Meyer, 18, was just one of the Parker area students to recently honor over 40 educators who most affected their lives at two dinners held at area churches on April 8 and 16.
Ponderosa and Chaparral High School seniors from the local congregations of The Church of Jesus Christ of Latter-day Saints were given the opportunity to choose an educator, write a tribute to that teacher and join them for a dinner celebrating the effect they've had on young lives.
Mike Loitz, Ponderosa High School administrative dean who spoke at the dinner for Ponderosa students, compared the evening to a baseball game.
"I'm a Cubs fan and every year Cubs fans say 'this is going to be the year.' The Cubs have been saying it for 100 years. At the start of school, students say 'this is the year.' This is the year I'm going to make the team, or this is the year I'm going to get straight A's."
He said in the case of high school, the students are the "pitchers," and the teachers - the hitters in the game - want to connect and help them learn. "The students throw curve ball, after curve ball, after curve ball. And then we hit one. We've connected. Every teacher has had that moment. That's why they're here. For all the teachers in here, this is the year."

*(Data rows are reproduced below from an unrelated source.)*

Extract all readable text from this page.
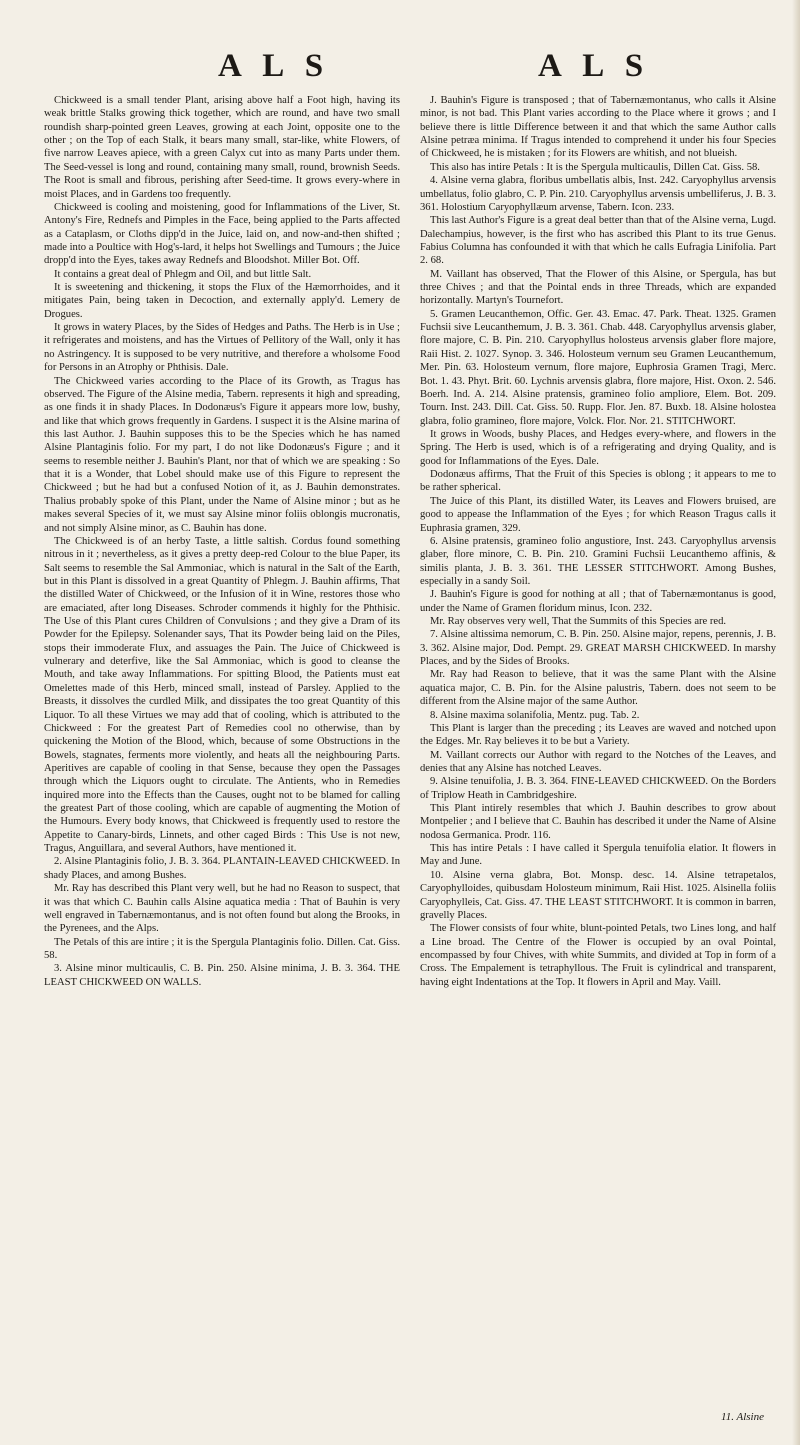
A L S	A L S

Chickweed is a small tender Plant, arising above half a Foot high, having its weak brittle Stalks growing thick together, which are round, and have two small roundish sharp-pointed green Leaves, growing at each Joint, opposite one to the other ; on the Top of each Stalk, it bears many small, star-like, white Flowers, of five narrow Leaves apiece, with a green Calyx cut into as many Parts under them. The Seed-vessel is long and round, containing many small, round, brownish Seeds. The Root is small and fibrous, perishing after Seed-time. It grows every-where in moist Places, and in Gardens too frequently.

Chickweed is cooling and moistening, good for Inflammations of the Liver, St. Antony's Fire, Rednefs and Pimples in the Face, being applied to the Parts affected as a Cataplasm, or Cloths dipp'd in the Juice, laid on, and now-and-then shifted ; made into a Poultice with Hog's-lard, it helps hot Swellings and Tumours ; the Juice dropp'd into the Eyes, takes away Rednefs and Bloodshot. Miller Bot. Off.

It contains a great deal of Phlegm and Oil, and but little Salt.

It is sweetening and thickening, it stops the Flux of the Hæmorrhoides, and it mitigates Pain, being taken in Decoction, and externally apply'd. Lemery de Drogues.

It grows in watery Places, by the Sides of Hedges and Paths. The Herb is in Use ; it refrigerates and moistens, and has the Virtues of Pellitory of the Wall, only it has no Astringency. It is supposed to be very nutritive, and therefore a wholsome Food for Persons in an Atrophy or Phthisis. Dale.

The Chickweed varies according to the Place of its Growth, as Tragus has observed. The Figure of the Alsine media, Tabern. represents it high and spreading, as one finds it in shady Places. In Dodonæus's Figure it appears more low, bushy, and like that which grows frequently in Gardens. I suspect it is the Alsine marina of this last Author. J. Bauhin supposes this to be the Species which he has named Alsine Plantaginis folio. For my part, I do not like Dodonæus's Figure ; and it seems to resemble neither J. Bauhin's Plant, nor that of which we are speaking : So that it is a Wonder, that Lobel should make use of this Figure to represent the Chickweed ; but he had but a confused Notion of it, as J. Bauhin demonstrates. Thalius probably spoke of this Plant, under the Name of Alsine minor ; but as he makes several Species of it, we must say Alsine minor foliis oblongis mucronatis, and not simply Alsine minor, as C. Bauhin has done.

The Chickweed is of an herby Taste, a little saltish. Cordus found something nitrous in it ; nevertheless, as it gives a pretty deep-red Colour to the blue Paper, its Salt seems to resemble the Sal Ammoniac, which is natural in the Salt of the Earth, but in this Plant is dissolved in a great Quantity of Phlegm. J. Bauhin affirms, That the distilled Water of Chickweed, or the Infusion of it in Wine, restores those who are emaciated, after long Diseases. Schroder commends it highly for the Phthisic. The Use of this Plant cures Children of Convulsions ; and they give a Dram of its Powder for the Epilepsy. Solenander says, That its Powder being laid on the Piles, stops their immoderate Flux, and assuages the Pain. The Juice of Chickweed is vulnerary and deterfive, like the Sal Ammoniac, which is good to cleanse the Mouth, and take away Inflammations. For spitting Blood, the Patients must eat Omelettes made of this Herb, minced small, instead of Parsley. Applied to the Breasts, it dissolves the curdled Milk, and dissipates the too great Quantity of this Liquor. To all these Virtues we may add that of cooling, which is attributed to the Chickweed : For the greatest Part of Remedies cool no otherwise, than by quickening the Motion of the Blood, which, because of some Obstructions in the Bowels, stagnates, ferments more violently, and heats all the neighbouring Parts. Aperitives are capable of cooling in that Sense, because they open the Passages through which the Liquors ought to circulate. The Antients, who in Remedies inquired more into the Effects than the Causes, ought not to be blamed for calling the greatest Part of those cooling, which are capable of augmenting the Motion of the Humours. Every body knows, that Chickweed is frequently used to restore the Appetite to Canary-birds, Linnets, and other caged Birds : This Use is not new, Tragus, Anguillara, and several Authors, have mentioned it.

2. Alsine Plantaginis folio, J. B. 3. 364. PLANTAIN-LEAVED CHICKWEED. In shady Places, and among Bushes.

Mr. Ray has described this Plant very well, but he had no Reason to suspect, that it was that which C. Bauhin calls Alsine aquatica media : That of Bauhin is very well engraved in Tabernæmontanus, and is not often found but along the Brooks, in the Pyrenees, and the Alps.

The Petals of this are intire ; it is the Spergula Plantaginis folio. Dillen. Cat. Giss. 58.

3. Alsine minor multicaulis, C. B. Pin. 250. Alsine minima, J. B. 3. 364. THE LEAST CHICKWEED ON WALLS.

J. Bauhin's Figure is transposed ; that of Tabernæmontanus, who calls it Alsine minor, is not bad. This Plant varies according to the Place where it grows ; and I believe there is little Difference between it and that which the same Author calls Alsine petræa minima. If Tragus intended to comprehend it under his four Species of Chickweed, he is mistaken ; for its Flowers are whitish, and not blueish.

This also has intire Petals : It is the Spergula multicaulis, Dillen Cat. Giss. 58.

4. Alsine verna glabra, floribus umbellatis albis, Inst. 242. Caryophyllus arvensis umbellatus, folio glabro, C. P. Pin. 210. Caryophyllus arvensis umbelliferus, J. B. 3. 361. Holostium Caryophyllæum arvense, Tabern. Icon. 233.

This last Author's Figure is a great deal better than that of the Alsine verna, Lugd. Dalechampius, however, is the first who has ascribed this Plant to its true Genus. Fabius Columna has confounded it with that which he calls Eufragia Linifolia. Part 2. 68.

M. Vaillant has observed, That the Flower of this Alsine, or Spergula, has but three Chives ; and that the Pointal ends in three Threads, which are expanded horizontally. Martyn's Tournefort.

5. Gramen Leucanthemon, Offic. Ger. 43. Emac. 47. Park. Theat. 1325. Gramen Fuchsii sive Leucanthemum, J. B. 3. 361. Chab. 448. Caryophyllus arvensis glaber, flore majore, C. B. Pin. 210. Caryophyllus holosteus arvensis glaber flore majore, Raii Hist. 2. 1027. Synop. 3. 346. Holosteum vernum seu Gramen Leucanthemum, Mer. Pin. 63. Holosteum vernum, flore majore, Euphrosia Gramen Tragi, Merc. Bot. 1. 43. Phyt. Brit. 60. Lychnis arvensis glabra, flore majore, Hist. Oxon. 2. 546. Boerh. Ind. A. 214. Alsine pratensis, gramineo folio ampliore, Elem. Bot. 209. Tourn. Inst. 243. Dill. Cat. Giss. 50. Rupp. Flor. Jen. 87. Buxb. 18. Alsine holostea glabra, folio gramineo, flore majore, Volck. Flor. Nor. 21. STITCHWORT.

It grows in Woods, bushy Places, and Hedges every-where, and flowers in the Spring. The Herb is used, which is of a refrigerating and drying Quality, and is good for Inflammations of the Eyes. Dale.

Dodonæus affirms, That the Fruit of this Species is oblong ; it appears to me to be rather spherical.

The Juice of this Plant, its distilled Water, its Leaves and Flowers bruised, are good to appease the Inflammation of the Eyes ; for which Reason Tragus calls it Euphrasia gramen, 329.

6. Alsine pratensis, gramineo folio angustiore, Inst. 243. Caryophyllus arvensis glaber, flore minore, C. B. Pin. 210. Gramini Fuchsii Leucanthemo affinis, & similis planta, J. B. 3. 361. THE LESSER STITCHWORT. Among Bushes, especially in a sandy Soil.

J. Bauhin's Figure is good for nothing at all ; that of Tabernæmontanus is good, under the Name of Gramen floridum minus, Icon. 232.

Mr. Ray observes very well, That the Summits of this Species are red.

7. Alsine altissima nemorum, C. B. Pin. 250. Alsine major, repens, perennis, J. B. 3. 362. Alsine major, Dod. Pempt. 29. GREAT MARSH CHICKWEED. In marshy Places, and by the Sides of Brooks.

Mr. Ray had Reason to believe, that it was the same Plant with the Alsine aquatica major, C. B. Pin. for the Alsine palustris, Tabern. does not seem to be different from the Alsine major of the same Author.

8. Alsine maxima solanifolia, Mentz. pug. Tab. 2.

This Plant is larger than the preceding ; its Leaves are waved and notched upon the Edges. Mr. Ray believes it to be but a Variety.

M. Vaillant corrects our Author with regard to the Notches of the Leaves, and denies that any Alsine has notched Leaves.

9. Alsine tenuifolia, J. B. 3. 364. FINE-LEAVED CHICKWEED. On the Borders of Triplow Heath in Cambridgeshire.

This Plant intirely resembles that which J. Bauhin describes to grow about Montpelier ; and I believe that C. Bauhin has described it under the Name of Alsine nodosa Germanica. Prodr. 116.

This has intire Petals : I have called it Spergula tenuifolia elatior. It flowers in May and June.

10. Alsine verna glabra, Bot. Monsp. desc. 14. Alsine tetrapetalos, Caryophylloides, quibusdam Holosteum minimum, Raii Hist. 1025. Alsinella foliis Caryophylleis, Cat. Giss. 47. THE LEAST STITCHWORT. It is common in barren, gravelly Places.

The Flower consists of four white, blunt-pointed Petals, two Lines long, and half a Line broad. The Centre of the Flower is occupied by an oval Pointal, encompassed by four Chives, with white Summits, and divided at Top in form of a Cross. The Empalement is tetraphyllous. The Fruit is cylindrical and transparent, having eight Indentations at the Top. It flowers in April and May. Vaill.

11. Alsine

Town of Parker Mayor David Casiano also spoke at the dinner. "I wish you could be honored like this every day. You deserve it," he told the teachers present.
Award dinners such as this have been going strong in the Denver area for over 11 years and were started by the man who is now the stake president for The Church of Jesus Christ of Latter-day Saints in the Parker area, Brent Hillier. He believed young adults needed to reach out and recognize those teachers who had impacted their lives in a significant way, and so a tradition was born.
Tributes, such as the one written this year by Logan Keicher, 18, to his teacher and coach Bret Crock, were heartfelt and moving. "I have always admired Mr. Crock because he is, in essence, everything that I can only hope to become. A genius who not only has the capability to write calculus textbooks, but actually does, a financial wiz, lungs that never run out of air and legs that never tire, undying passion for his students whom he wants only the best for, and a great sense of humor. Mr. Crock is a shining symbol of everything that is good and what I want to become."
Each teacher was given a certificate and an engraved plaque to commemorate the evening.